Pour enchainer dans cette soirée, Fractal Universe investit la scène. Plutôt actifs sur scène l’année passée, les gaillards sont rodés et s’apprêtent à tourner en Europe de l’est en octobre et novembre. Dans le public, pas mal de monde a l’air d’être venu pour les voir, et c’est un accueil chaleureux qu’ils reçoivent. Distillant un death progressif plutôt atmosphérique, les morceaux sont assez éclectiques au niveau des influences. On passe souvent d’un death technique plutôt bourrin à des passages rythmiques atmosphériques tendant vers le jazz.

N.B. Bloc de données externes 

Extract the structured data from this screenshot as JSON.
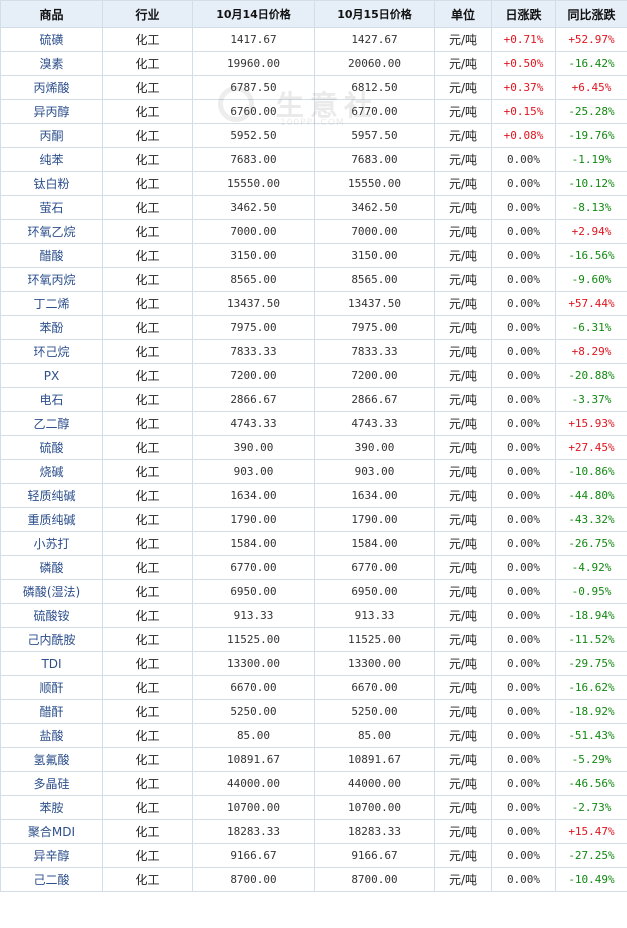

Les moments d’utilisation de la voix claire évoquent fortement le chant de Gojira, et ceux plus calmes où le scream laisse place aux chuchotis ajoutent une cassure intéressante à la musique. Le groupe utilise quelques samples, avec même un solo de saxophone. J’ai eu du mal à accrocher au début de la set, en partie à cause du son de guitare, aujourd’hui plutôt crunch qui dénote avec les passages tech death purs, et qui diffère pas mal du son studio. Mais rapidement, je me laisse conquérir par la qualité des compositions et le niveau technique des musiciens. La fin du set me laisse un bon souvenir, plus épique et plus violente. Coté mise en scène, des machines à fumées projettent deux colonnes encadrant le chanteur.

Pour terminer, les parisiens de Sublime Cadaveric Decomposition, écumant la scène grind depuis plus de vingt ans. Pas de bassiste ce soir, c’est donc à trois qu’ils jouent, la scène parait alors vidée. Enchainant les morceaux dans la bonne humeur, l’ambiance s’est bien réchauffée. Derrière ses futs, le charismatique batteur invective le public et fait office de frontman pour les transitions. Côté musique on reste dans du death/grind old school, bien gras comme on l’aime. Le growl est sympa et plutôt varié, et le jeu du guitariste se suffit largement à combler l’absence de bassiste. Le public est bien remonté et on se bouscule devant la scène. Bien content de me remuer, la soirée est réussie tire sur sa fin et il est temps de partir.

Merci à Ultim’atom, à l’Atelier des Môles et aux groupes pour cette soirée de qualité, et à bientôt pour la prochaine.